Distinct clinical and prognostic profiles of older patients from the VIP2 cohort

For many years, ICU admissions in people aged 80 years and older were a synonym for suffering and moral distress in patients and families [4]. However, this view has proven to be superficial, as Mousai and colleagues showed while reporting divergent outcomes across the clusters (Fig. 1) [11]. While 30-day mortality reached 57% in the VIP2 patients with age-related conditions and high SOFA scores, it was only 7% among the oldest old patients presenting very mild age-related impairments and low SOFA scores. Other specific profiles denoting respiratory, cardiac, and renal failure had a 30-days mortality rate of around 10%, with only the phenotype presenting age-related conditions approaching nearly 20% of mortality risk, despite low SOFA scores [11].

Such findings corroborate practical implications.
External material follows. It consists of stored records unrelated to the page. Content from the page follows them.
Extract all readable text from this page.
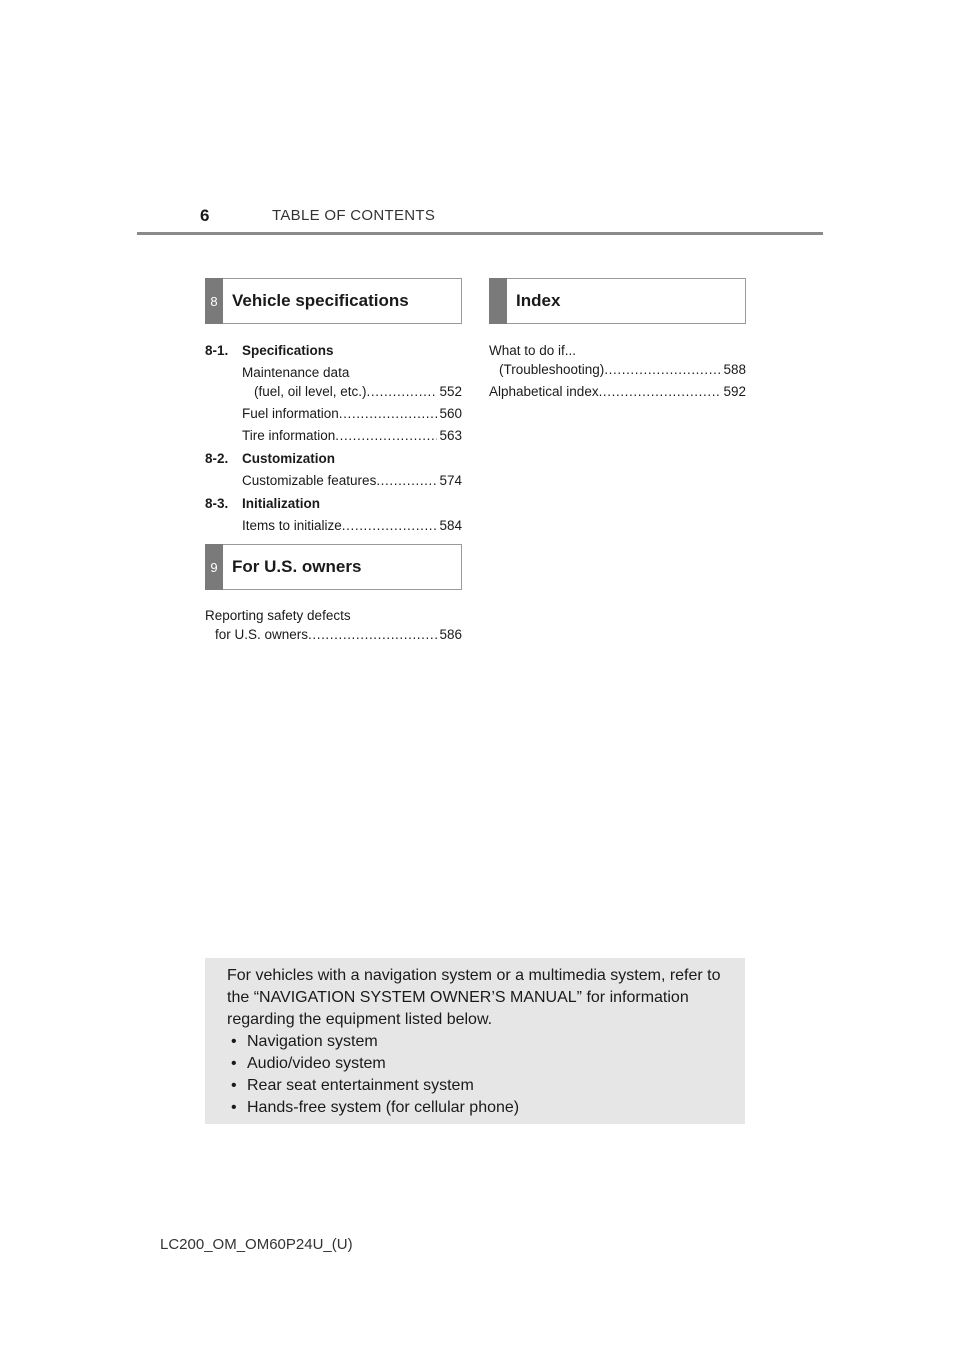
6	TABLE OF CONTENTS
8 Vehicle specifications
8-1.	Specifications
Maintenance data
(fuel, oil level, etc.) .....	552
Fuel information .....	560
Tire information .....	563
8-2.	Customization
Customizable features .....	574
8-3.	Initialization
Items to initialize .....	584
9 For U.S. owners
Reporting safety defects
for U.S. owners .....	586
Index
What to do if...
(Troubleshooting) .....	588
Alphabetical index .....	592
For vehicles with a navigation system or a multimedia system, refer to the “NAVIGATION SYSTEM OWNER’S MANUAL” for information regarding the equipment listed below.
• Navigation system
• Audio/video system
• Rear seat entertainment system
• Hands-free system (for cellular phone)
LC200_OM_OM60P24U_(U)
Experienced intensive care clinicians understand that age can attract frailty and other age-related conditions, and those latter factors are responsible for limited reserves to survive critical illness. It would not surprise that a frail patient with a high SOFA score has a very high risk of dying (cluster G). A frail patient in ICU without such a high SOFA score still has a considerable risk of dying (cluster F). On the contrary, an otherwise robust octogenarian (cluster A) or nonagenarian (cluster C), without an illness with high SOFA scores, is highly likely to survive an ICU admission. Mousai and colleagues innovated by presenting this whole picture as distinct phenotypes (Fig. 1), which could aid clinicians in conversations at the bedside on goals of care with patients and families (i.e., advanced care planning or decisions on withdrawing or withholding ICU treatments) [11,12,13].

Personalized medicine implies considering each patient individually to be able to manage specifically their health care. A midpoint between generalizing all ICU older patients and viewing each patient individually is to identify homogenous sub-groups constituted by patients who share similar clinical characteristics at a time point. In this way, cluster approaches aim to minimize the differences between similar individuals and maximize the differences between individuals with distinct features [14]. However, clustering is not an exact science as results depend on data and methodological approaches. For example, clusters F and G comprised 10% and 30% of patients living in nursing homes, respectively, prior to critical illness, subgroups that would often not be appropriate for ICU admissions. Although observed clusters identified by Mousai and colleagues can be considered solid sub-groups of older patients in the ICU, their findings in Europe lack generalisability to other ICU populations and contexts [11]. Furthermore, their findings were based on ICU and 30-day mortality, arguably very short-term outcomes for this cohort of patients. Future research should focus on patient-centred outcomes, as quality of life and functional measures are the most relevant health aspects for older ICU patients [12].

In conclusion, Mousai and colleagues leveraged routine and vulnerability measures that were obtained at the bedside to describe clusters of older patients sharing similar clinical and prognostic profiles on ICU admission [11]. The next step is looking at which interventions might be appropriate for the different clusters and which interventions might not be. This may involve not admitting older patients with high frailty and SOFA scores to ICU. It may involve providing short-term vasopressor support but not mechanical ventilation or dialysis to other patients. In the meantime, we should acknowledge that age is insufficient reasoning [15]—it is time to integrate geriatrics principles into critical care medicine.